Israel plans to send a 1,000-strong delegation to the United Nations climate conference in Dubai later this year, its largest ever, including representatives of more than 100 climate tech companies, the country’s foreign and environmental protection ministries announced Monday.
The Israeli delegation to the annual COP28 Climate Conference, which is scheduled to take place between Nov. 30 and Dec. 12 at Dubai’s Expo City complex, will be headed by Israeli President Isaac Herzog and Prime Minister Benjamin Netanyahu, who will attend the two-day leadership conference at the start of the event.

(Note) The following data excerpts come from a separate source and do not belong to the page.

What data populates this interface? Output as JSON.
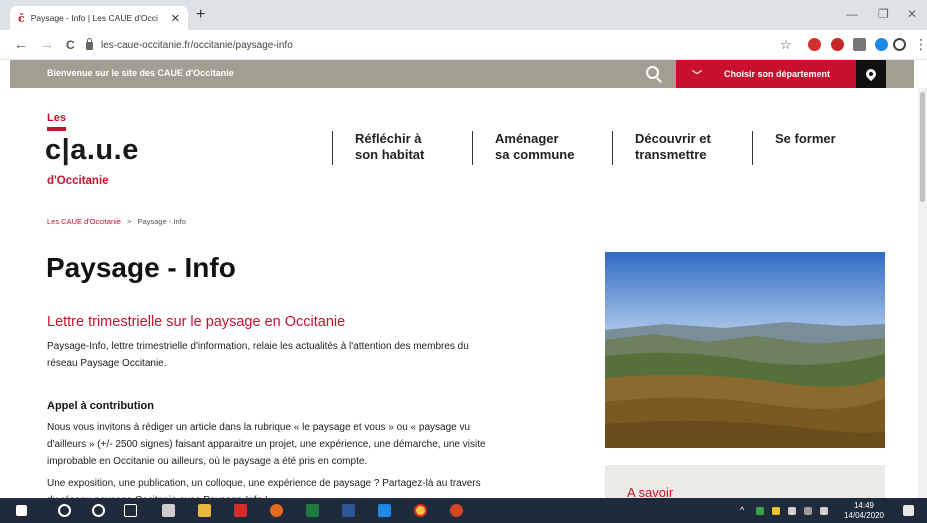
{
  "browser": {
    "tab_favicon": "č",
    "tab_title": "Paysage - Info | Les CAUE d'Occi",
    "tab_close": "✕",
    "new_tab": "+",
    "min": "—",
    "max": "❐",
    "close": "✕",
    "back": "←",
    "forward": "→",
    "reload": "C",
    "url": "les-caue-occitanie.fr/occitanie/paysage-info",
    "star": "☆",
    "menu": "⋮",
    "ext_colors": [
      "#d32f2f",
      "#c62828",
      "#777777",
      "#1e88e5"
    ]
  },
  "site": {
    "welcome": "Bienvenue sur le site des CAUE d'Occitanie",
    "dept_chevron": "﹀",
    "dept_button": "Choisir son département",
    "logo_les": "Les",
    "logo_main": "c|a.u.e",
    "logo_occ": "d'Occitanie",
    "nav": [
      {
        "line1": "Réfléchir à",
        "line2": "son habitat"
      },
      {
        "line1": "Aménager",
        "line2": "sa commune"
      },
      {
        "line1": "Découvrir et",
        "line2": "transmettre"
      },
      {
        "line1": "Se former",
        "line2": ""
      }
    ],
    "breadcrumb": {
      "home": "Les CAUE d'Occitanie",
      "sep": ">",
      "current": "Paysage - Info"
    },
    "page_title": "Paysage - Info",
    "subtitle": "Lettre trimestrielle sur le paysage en Occitanie",
    "intro_1": "Paysage-Info, lettre trimestrielle d'information, relaie les actualités à l'attention des membres du",
    "intro_2": "réseau Paysage Occitanie.",
    "section_title": "Appel à contribution",
    "body_1": "Nous vous invitons à rédiger un article dans la rubrique « le paysage et vous » ou « paysage vu",
    "body_2": "d'ailleurs » (+/- 2500 signes) faisant apparaitre un projet, une expérience, une démarche, une visite",
    "body_3": "improbable en Occitanie ou ailleurs, où le paysage a été pris en compte.",
    "body_4": "Une exposition, une publication, un colloque, une expérience de paysage ? Partagez-là au travers",
    "body_5": "du réseau paysage Occitanie avec Paysage-Info !",
    "aside_title": "A savoir"
  },
  "taskbar": {
    "time": "14:49",
    "date": "14/04/2020",
    "tray": "^"
  }
}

“The climate crisis is a global crisis which requires the enlistment of the entire international community,” said Foreign Minister Eli Cohen at a preparatory meeting held at his ministry in Jerusalem. “We intend to share the vast knowledge and ability of Israel in this field in order to find solutions to the crisis.”
Israel is home to around 700 climate-tech companies, and one in seven new Israeli startups deals with climate technology, said Cohen.
He noted that cooperation projects in the fields of energy, water and food security are already underway between Israel, the United Arab Emirates and Jordan.
Israeli Environmental Protection Minister Idit Silman said, “The connection with countries signatory to the Abraham Accords is an amazing breakthrough of the prime minister, who dreamed and also accomplished, and we are adding pillars of cooperation and achievements in this international field which pertains to us all—environment and the climate.”
The Dubai conference “is an opportunity to further ties and to build the next step forward with our neighbors near and far,” she added.
Israel intends to hold about 70 events at the confab, nearly double the number held during last year’s climate conference in the Egyptian resort town of Sharm el-Sheikh.
Some 80,000 people from nearly 200 countries are expected to attend the global climate conference.